Gov. Ron DeSantis is pushing for tighter regulation of water resources and agriculture runoff to improve water quality across Florida.
He plans to ask lawmakers for help, by pursuing legislation during the 2020 legislative session.
“I think it will, if enacted, make substantial improvement to water quality throughout the state – and I think these will be policies informed by science,” the governor said during a news conference at a Loxahatchee River District facility in Jupiter.
The plan emerged from early deliberations by the state’s Blue-Green Algae Task Force, created to address the toxic algae eruptions that have plagued Florida’s waterways in recent years.
DeSantis wants to require local utilities to upgrade facilities in hopes of preventing sewage discharges into the environment.
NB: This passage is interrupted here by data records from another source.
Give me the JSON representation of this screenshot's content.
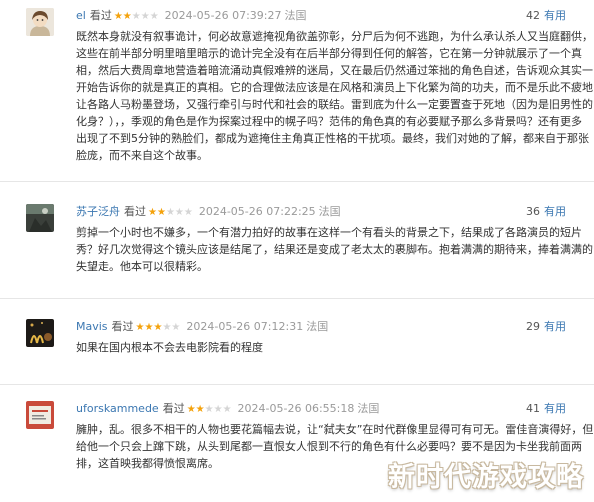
{
  "reviews": [
    {
      "user": "el",
      "rated": "看过",
      "stars": 2,
      "date": "2024-05-26 07:39:27",
      "location": "法国",
      "votes": "42",
      "useful": "有用",
      "lines": [
        "既然本身就没有叙事诡计，何必故意遮掩视角欲盖弥彰，分尸后为何不逃跑，为什么承认杀人又当庭翻供，",
        "这些在前半部分明里暗里暗示的诡计完全没有在后半部分得到任何的解答，它在第一分钟就展示了一个真",
        "相，然后大费周章地营造着暗流涌动真假难辨的迷局，又在最后仍然通过笨拙的角色自述，告诉观众其实一",
        "开始告诉你的就是真正的真相。它的合理做法应该是在风格和演员上下化繁为简的功夫，而不是乐此不疲地",
        "让各路人马粉墨登场，又强行牵引与时代和社会的联结。雷到底为什么一定要置查于死地（因为是旧男性的",
        "化身？），，季观的角色是作为探案过程中的幌子吗？范伟的角色真的有必要赋予那么多背景吗？还有更多",
        "出现了不到5分钟的熟脸们，都成为遮掩住主角真正性格的干扰项。最终，我们对她的了解，都来自于那张",
        "脸庞，而不来自这个故事。"
      ]
    },
    {
      "user": "苏子泛舟",
      "rated": "看过",
      "stars": 2,
      "date": "2024-05-26 07:22:25",
      "location": "法国",
      "votes": "36",
      "useful": "有用",
      "lines": [
        "剪掉一个小时也不嫌多，一个有潜力拍好的故事在这样一个有看头的背景之下，结果成了各路演员的短片",
        "秀？好几次觉得这个镜头应该是结尾了，结果还是变成了老太太的裹脚布。抱着满满的期待来，捧着满满的",
        "失望走。他本可以很精彩。"
      ]
    },
    {
      "user": "Mavis",
      "rated": "看过",
      "stars": 3,
      "date": "2024-05-26 07:12:31",
      "location": "法国",
      "votes": "29",
      "useful": "有用",
      "lines": [
        "如果在国内根本不会去电影院看的程度"
      ]
    },
    {
      "user": "uforskammede",
      "rated": "看过",
      "stars": 2,
      "date": "2024-05-26 06:55:18",
      "location": "法国",
      "votes": "41",
      "useful": "有用",
      "lines": [
        "臃肿，乱。很多不相干的人物也要花篇幅去说，让“弑夫女”在时代群像里显得可有可无。雷佳音演得好，但",
        "给他一个只会上蹿下跳，从头到尾都一直恨女人恨到不行的角色有什么必要吗？要不是因为卡坐我前面两",
        "排，这首映我都得愤恨离席。"
      ]
    }
  ],
  "watermark": "新时代游戏攻略",
  "colors": {
    "link": "#3b77b1",
    "star_on": "#f4a20c",
    "star_off": "#d5d5d5",
    "meta": "#9a9a9a"
  }
}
During 2017 and 2018, the governor said, such plants spilled more than 320 million gallons. “This is not something that’s acceptable,” DeSantis said
Additionally, the Department of Environmental Protection (DEP) would gain authority to inspect such facilities without having to wait for a spill.
The legislation would ratify DEP regulations governing biowaste, and that agency would assume responsibility for septic tank regulation, with an eye to preventing environmental hazards. Under existing law, the Florida Department of Health regulates septic threats to human health only, the governor said.
DEP would gain oversight of agricultural runoff including authority for onsite inspections. The Department of Agriculture and Consumer Service would report on runoff volumes and composition to DEP and state water management districts. Finally, the agency would assume expanded oversight of stormwater systems.
During the summer, DeSantis announced plans to seek $625 million in recurring funding to protect water resources and boost fines for local governments and utilities that pollute water.